El gran enemigo del amor y de la paz
Aquella ley que pretendía ser aplicable, disuasiva y protectora, que prometía que «ningún médico o auxiliar médico se verá jamás obligado a realizar un aborto», que decía «que si bien ya no prohíbe, no por eso crea un derecho al aborto»–según las palabras de Simone Veil–, ha demostrado ser todo lo contrario, porque hay una realidad inapelable que todos hemos experimentado y que ya la Madre Teresa anunciaba: «el aborto sólo lleva a más abortos.» Aquella ley, como cualquier otra promulgada siempre con los mismos falaces argumentos, solo ha servido para fomentar el aborto, para imponer la cultura del descarte –en expresión del papa Francisco– o la cultura de la muerte –en expresión de san Juan Pablo II–.
Conviene recordar de nuevo aquella frase que pronunció santa Teresa de Calcuta en 1979, en el discurso de entrega del Premio Nobel de la Paz: «El más grande destructor de la paz es el aborto».
Es destructor de la paz la eliminación deliberada y directa de un ser humano en la fase inicial de su existencia; es destructor de la paz lo que degrada la civilización humana, deshonra más a sus autores que a sus víctimas y es totalmente contrario al honor debido al Creador; es destructora de la paz la legislación abortista en cualquiera de sus manifestaciones; es destructora de la paz la cultura de la muerte; es destructor de la paz el feminismo que lo considera «sagrado»; es destructora de la paz la actitud social que ve en el aborto una solución ante el contratiempo de un embarazo; es destructor de la paz el acoso al que es sometida la mujer para que acabe con esa vida inoportuna; es destructor de la paz que cada vez que se anuncia un embarazo haya que justificar si es o no deseado; es destructora de la paz la estructura de «abortorios» que abundan en nuestras ciudades; es destructor de la paz que se le obligue a las madres por «protocolo médico» a decidir sobre la vida de su hijo; es destructora de la paz la ley que convierte a la madre en juez inicuo, a los vecinos en acusadores y a los médicos en verdugos… «porque el aborto va más allá de la responsabilidad de las personas concretas y del daño que se les provoca, asumiendo una dimensión fuertemente social: es una herida gravísima causada a la sociedad y a su cultura por quienes deberían ser sus constructores y defensores, […] una enorme amenaza contra la vida: no sólo la de cada individuo, sino también la de toda la civilización.»

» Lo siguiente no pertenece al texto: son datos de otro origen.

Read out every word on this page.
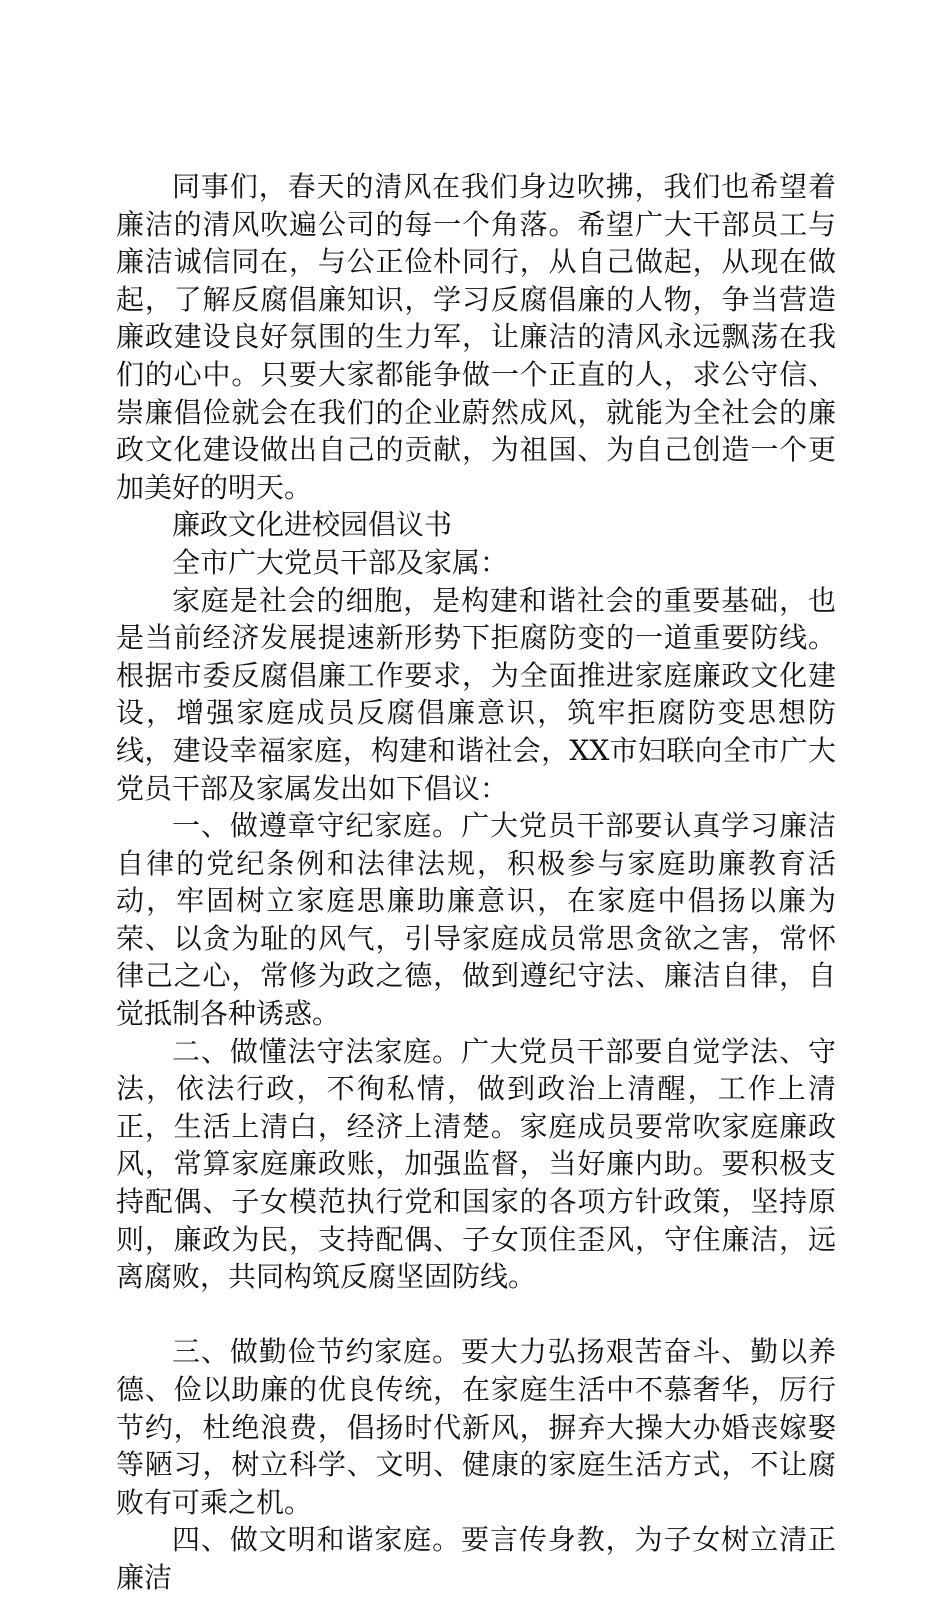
同事们，春天的清风在我们身边吹拂，我们也希望着廉洁的清风吹遍公司的每一个角落。希望广大干部员工与廉洁诚信同在，与公正俭朴同行，从自己做起，从现在做起，了解反腐倡廉知识，学习反腐倡廉的人物，争当营造廉政建设良好氛围的生力军，让廉洁的清风永远飘荡在我们的心中。只要大家都能争做一个正直的人，求公守信、崇廉倡俭就会在我们的企业蔚然成风，就能为全社会的廉政文化建设做出自己的贡献，为祖国、为自己创造一个更加美好的明天。

廉政文化进校园倡议书

全市广大党员干部及家属：

家庭是社会的细胞，是构建和谐社会的重要基础，也是当前经济发展提速新形势下拒腐防变的一道重要防线。根据市委反腐倡廉工作要求，为全面推进家庭廉政文化建设，增强家庭成员反腐倡廉意识，筑牢拒腐防变思想防线，建设幸福家庭，构建和谐社会，XX市妇联向全市广大党员干部及家属发出如下倡议：

一、做遵章守纪家庭。广大党员干部要认真学习廉洁自律的党纪条例和法律法规，积极参与家庭助廉教育活动，牢固树立家庭思廉助廉意识，在家庭中倡扬以廉为荣、以贪为耻的风气，引导家庭成员常思贪欲之害，常怀律己之心，常修为政之德，做到遵纪守法、廉洁自律，自觉抵制各种诱惑。

二、做懂法守法家庭。广大党员干部要自觉学法、守法，依法行政，不徇私情，做到政治上清醒，工作上清正，生活上清白，经济上清楚。家庭成员要常吹家庭廉政风，常算家庭廉政账，加强监督，当好廉内助。要积极支持配偶、子女模范执行党和国家的各项方针政策，坚持原则，廉政为民，支持配偶、子女顶住歪风，守住廉洁，远离腐败，共同构筑反腐坚固防线。

三、做勤俭节约家庭。要大力弘扬艰苦奋斗、勤以养德、俭以助廉的优良传统，在家庭生活中不慕奢华，厉行节约，杜绝浪费，倡扬时代新风，摒弃大操大办婚丧嫁娶等陋习，树立科学、文明、健康的家庭生活方式，不让腐败有可乘之机。

四、做文明和谐家庭。要言传身教，为子女树立清正廉洁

Porque «cuando una sociedad se encamina hacia la negación y la supresión de la vida, acaba por no encontrar la motivación y la energía necesaria para esforzarse en el servicio del verdadero bien del hombre. Si se pierde la sensibilidad personal y social para acoger una nueva vida, también se marchitan otras formas de acogida provechosas para la vida social».
Y es que «un país que acepta el aborto, no le enseña a su gente a amar, sino a utilizar violencia para conseguir lo que quieran. Es por esto que el mayor destructor del amor y de la paz es el aborto».